Let $T:V\rightarrow V$ bwe a linear transformation. Let $L \subset V$ be a linear subspace such that $L \cap \text{Ker}\,(T)=\{0 \}$.
Prove that the image given by T of any linear independent sequence in L is linear independent sequence.
Actually, I didn't understand the question.
Please help (with understanding the question and solution), thank you!

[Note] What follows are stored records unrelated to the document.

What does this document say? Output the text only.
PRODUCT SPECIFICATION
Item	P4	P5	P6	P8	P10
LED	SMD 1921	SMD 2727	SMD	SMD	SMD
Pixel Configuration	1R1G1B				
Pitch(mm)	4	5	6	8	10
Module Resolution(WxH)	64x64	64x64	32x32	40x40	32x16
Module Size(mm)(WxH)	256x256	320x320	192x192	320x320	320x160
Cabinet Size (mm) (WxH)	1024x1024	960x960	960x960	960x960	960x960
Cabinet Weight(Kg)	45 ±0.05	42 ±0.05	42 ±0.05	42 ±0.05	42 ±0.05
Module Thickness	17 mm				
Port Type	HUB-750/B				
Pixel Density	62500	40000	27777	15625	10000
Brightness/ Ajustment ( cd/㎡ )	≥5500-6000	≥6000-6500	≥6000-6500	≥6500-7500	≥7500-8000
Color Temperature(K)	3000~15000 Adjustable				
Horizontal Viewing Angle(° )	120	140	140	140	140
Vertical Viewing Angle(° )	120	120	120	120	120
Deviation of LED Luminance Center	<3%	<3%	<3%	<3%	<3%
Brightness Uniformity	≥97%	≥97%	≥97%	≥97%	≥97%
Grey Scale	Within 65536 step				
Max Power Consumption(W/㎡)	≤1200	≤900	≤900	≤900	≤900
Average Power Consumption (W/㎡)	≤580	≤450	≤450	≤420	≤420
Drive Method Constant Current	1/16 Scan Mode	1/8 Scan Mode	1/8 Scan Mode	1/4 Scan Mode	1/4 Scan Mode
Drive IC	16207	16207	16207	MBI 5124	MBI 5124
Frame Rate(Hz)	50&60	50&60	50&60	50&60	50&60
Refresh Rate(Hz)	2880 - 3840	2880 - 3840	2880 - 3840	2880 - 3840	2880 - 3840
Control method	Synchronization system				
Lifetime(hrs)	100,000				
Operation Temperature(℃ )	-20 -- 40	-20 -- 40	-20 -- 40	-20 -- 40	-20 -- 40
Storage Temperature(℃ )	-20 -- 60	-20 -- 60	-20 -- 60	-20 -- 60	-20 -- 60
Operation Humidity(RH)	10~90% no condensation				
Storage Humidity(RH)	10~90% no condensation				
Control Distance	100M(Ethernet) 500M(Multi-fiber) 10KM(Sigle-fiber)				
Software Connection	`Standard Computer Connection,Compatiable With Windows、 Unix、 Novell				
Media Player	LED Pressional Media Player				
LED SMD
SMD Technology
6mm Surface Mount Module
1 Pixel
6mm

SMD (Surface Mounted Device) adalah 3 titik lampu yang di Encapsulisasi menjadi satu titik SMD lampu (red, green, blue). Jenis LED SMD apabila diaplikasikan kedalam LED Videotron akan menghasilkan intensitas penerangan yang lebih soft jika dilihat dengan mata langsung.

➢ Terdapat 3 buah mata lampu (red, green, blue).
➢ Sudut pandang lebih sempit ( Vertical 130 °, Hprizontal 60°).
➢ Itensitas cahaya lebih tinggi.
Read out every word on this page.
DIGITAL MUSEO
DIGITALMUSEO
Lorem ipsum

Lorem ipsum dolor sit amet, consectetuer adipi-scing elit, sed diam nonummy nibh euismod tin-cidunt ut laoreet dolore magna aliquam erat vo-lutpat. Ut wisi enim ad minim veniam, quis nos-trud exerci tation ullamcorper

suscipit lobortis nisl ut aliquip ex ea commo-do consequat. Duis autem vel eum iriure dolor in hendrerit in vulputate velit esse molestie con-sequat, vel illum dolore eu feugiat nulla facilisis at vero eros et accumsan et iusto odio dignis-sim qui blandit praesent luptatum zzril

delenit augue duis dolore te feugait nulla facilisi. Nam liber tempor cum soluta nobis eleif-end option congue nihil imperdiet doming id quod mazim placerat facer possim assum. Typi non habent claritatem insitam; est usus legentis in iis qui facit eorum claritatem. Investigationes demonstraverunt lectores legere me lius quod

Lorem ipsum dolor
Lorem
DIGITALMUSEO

Assume the contrary, i.e., that for $w_1,\ldots,w_k\in L$ which are linearly independent, their images $Tw_1,\ldots,Tw_k$ are linearly dependent, which means that there exist $c_1,\ldots,c_k$, not all zero, such that $$ 0=c_1Tw_1+\cdots+c_kTw_k=T(c_1w_1+\cdots+c_1w_k). $$ But this implies that $$ c_1w_1+\cdots+c_1w_k \in\mathrm{ker}\,T, $$ and as $$ c_1w_1+\cdots+c_1w_k \in L, $$ then $$ c_1w_1+\cdots+c_1w_k \in L\cap\mathrm{ker}\,T=\{0\}, $$ and hence $$ c_1w_1+\cdots+c_1w_k=0. $$ But since $w_1,\ldots, w_k$ are linearly independent, then $c_1=\cdots=c_k=0$, which is a contradiction.